Matt Martin sets a record that probably doesn't matter

By Adam Gretz | Hockey writer


According to the NHL stat sheet, New York Islanders forward Matt Martin has hit more players during the 2011-12 season than any other player in league history (or, perhaps more accurately, as long as the NHL has been attempting to track hits).

During the Islanders 6-3 loss to the Boston Bruins on Saturday afternoon, Martin was credited with his 357th hit of the season, breaking the old record of 356 that had previously been set by Minnesota's Cal Clutterbuck during the 2008-09 season.

But what exactly does this mean? Quite honestly, not much of anything.

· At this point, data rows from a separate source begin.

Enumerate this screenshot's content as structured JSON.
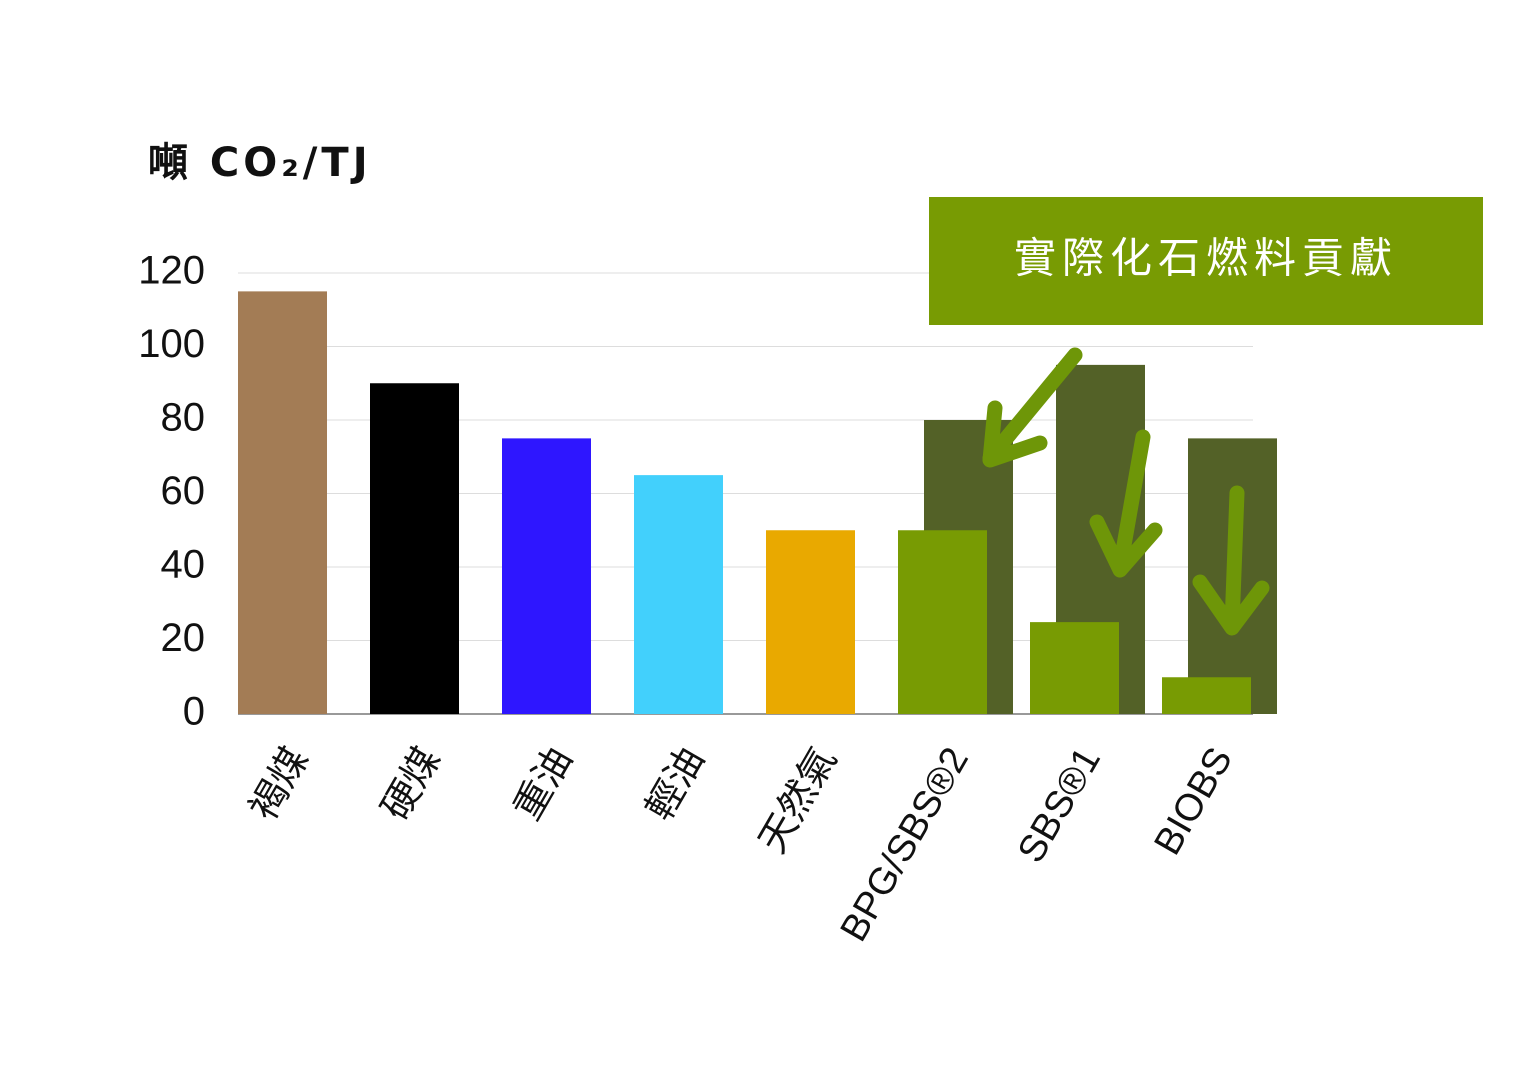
{
  "chart_data": {
    "type": "bar",
    "y_label": "噸 CO₂/TJ",
    "categories": [
      "褐煤",
      "硬煤",
      "重油",
      "輕油",
      "天然氣",
      "BPG/SBS®2",
      "SBS®1",
      "BIOBS"
    ],
    "series": [
      {
        "colors": [
          "#a37c55",
          "#000000",
          "#2e16ff",
          "#42d0fc",
          "#e9a900",
          "#789b03",
          "#789b03",
          "#789b03"
        ],
        "values": [
          115,
          90,
          75,
          65,
          50,
          50,
          25,
          10
        ]
      },
      {
        "color": "#536127",
        "values": [
          null,
          null,
          null,
          null,
          null,
          80,
          95,
          75
        ]
      }
    ],
    "annotation": "實際化石燃料貢獻",
    "annotation_color": "#789b03",
    "ylim": [
      0,
      120
    ],
    "yticks": [
      0,
      20,
      40,
      60,
      80,
      100,
      120
    ],
    "grid": true
  }
}
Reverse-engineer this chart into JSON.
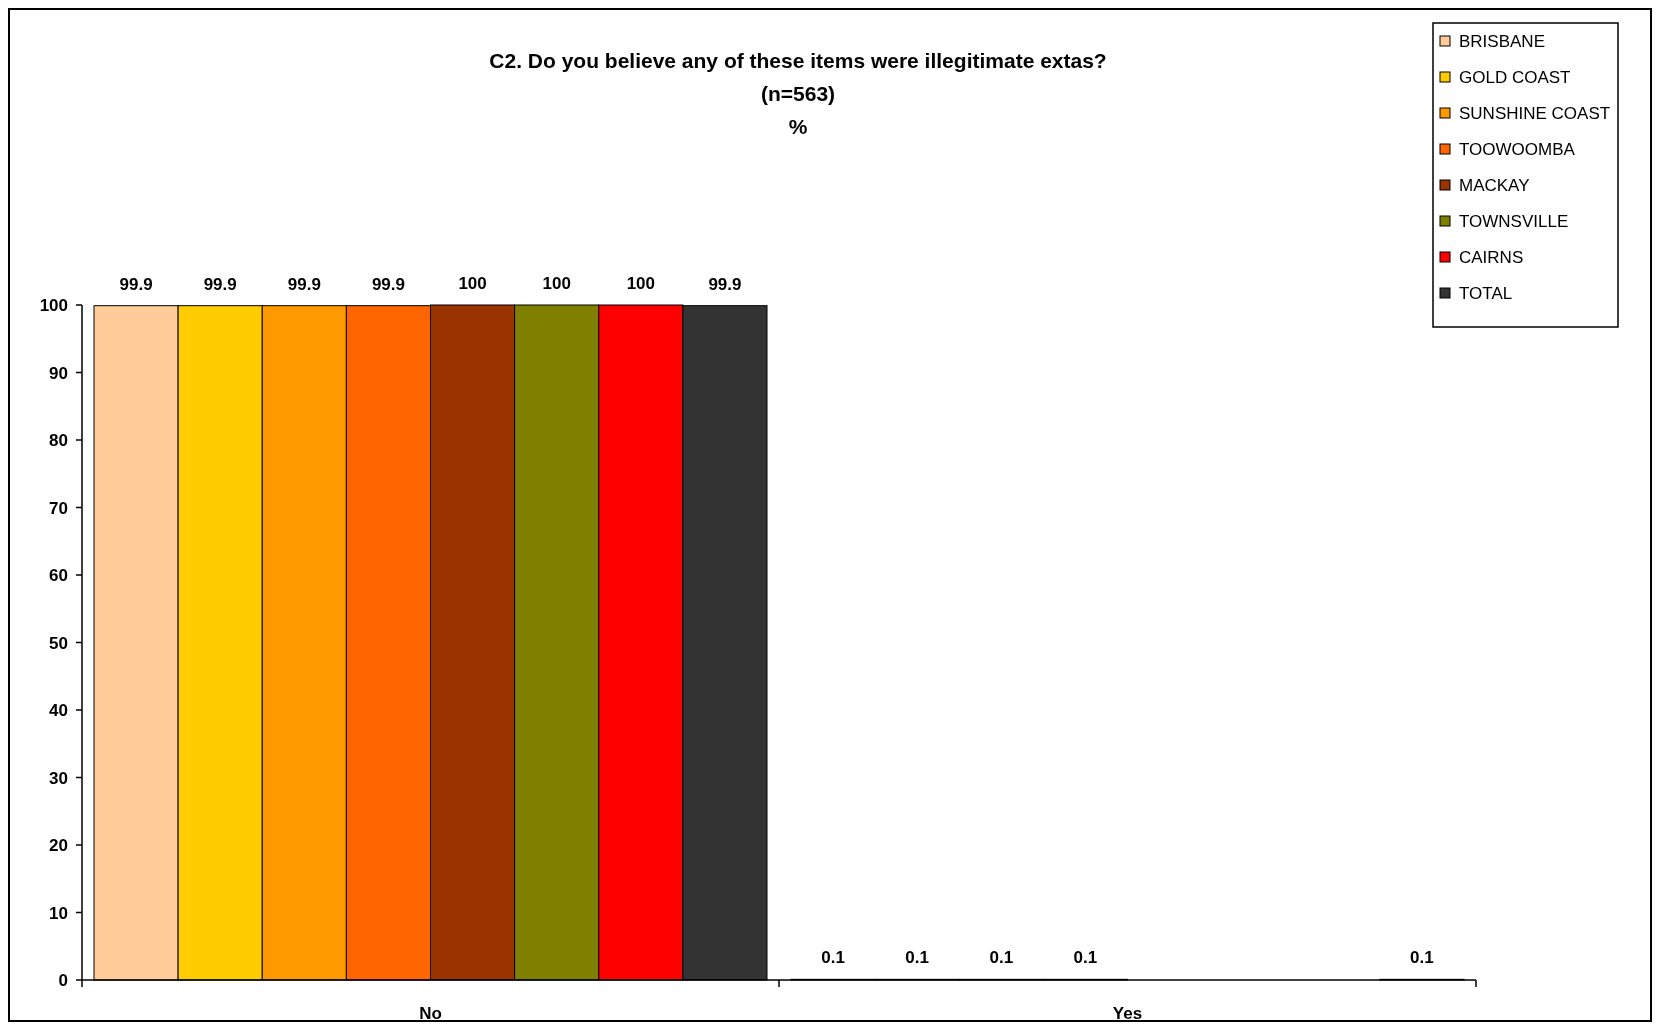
{
  "chart_data": {
    "type": "bar",
    "title": "C2. Do you believe any of these items were illegitimate extas?\n(n=563)\n%",
    "categories": [
      "No",
      "Yes"
    ],
    "series": [
      {
        "name": "BRISBANE",
        "color": "#ffcc99",
        "values": [
          99.9,
          0.1
        ],
        "value_labels": [
          "99.9",
          "0.1"
        ]
      },
      {
        "name": "GOLD COAST",
        "color": "#ffcc00",
        "values": [
          99.9,
          0.1
        ],
        "value_labels": [
          "99.9",
          "0.1"
        ]
      },
      {
        "name": "SUNSHINE COAST",
        "color": "#ff9900",
        "values": [
          99.9,
          0.1
        ],
        "value_labels": [
          "99.9",
          "0.1"
        ]
      },
      {
        "name": "TOOWOOMBA",
        "color": "#ff6600",
        "values": [
          99.9,
          0.1
        ],
        "value_labels": [
          "99.9",
          "0.1"
        ]
      },
      {
        "name": "MACKAY",
        "color": "#993300",
        "values": [
          100,
          0
        ],
        "value_labels": [
          "100",
          null
        ]
      },
      {
        "name": "TOWNSVILLE",
        "color": "#808000",
        "values": [
          100,
          0
        ],
        "value_labels": [
          "100",
          null
        ]
      },
      {
        "name": "CAIRNS",
        "color": "#ff0000",
        "values": [
          100,
          0
        ],
        "value_labels": [
          "100",
          null
        ]
      },
      {
        "name": "TOTAL",
        "color": "#333333",
        "values": [
          99.9,
          0.1
        ],
        "value_labels": [
          "99.9",
          "0.1"
        ]
      }
    ],
    "ylim": [
      0,
      100
    ],
    "yticks": [
      0,
      10,
      20,
      30,
      40,
      50,
      60,
      70,
      80,
      90,
      100
    ],
    "grid": false,
    "legend": "top right"
  }
}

The biggest issue with the record, and the stat in general, is that real-time stats like hits don't have any set standard across the league, and vary from arena to arena. A scorekeeper in one city probably doesn't have the same criteria for what is considered to be a hit as a scorekeeper in another city, which can lead to misleading, and most likely, inaccurate data.

Just as an example, there are four teams in the NHL this season (Phoenix, Chicago, Toronto and Florida) that have over 300 more hits at home than they do during road games. Do these teams suddenly play more physical at home (or less physical on the road)? Or is the scorekeeper in those buildings more liberal when it comes to giving out hits as opposed, to say, the scorekeeper in Calgary where the Flames have 262 fewer hits during their home games as opposed to their road games?

There's also the fact that, as we pointed out a few weeks ago, teams and players that pile up a lot of hits may be doing so because they're never in a position to possess the puck, and outhitting your opponent doesn't necessarily translate to scoring goals or winning games. If a player like Martin is able to put up over 350 hits while playing only 12 minutes a game that's probably a good indication that when he's on the ice his team is usually in a position to be chasing after the puck.

Martin is clearly a physical player and seems to be a guy that the Islanders like, but other than being a potential negotiating point come contract time (he led the league in ... something) this is probably the least significant record that could fall during the course of a season.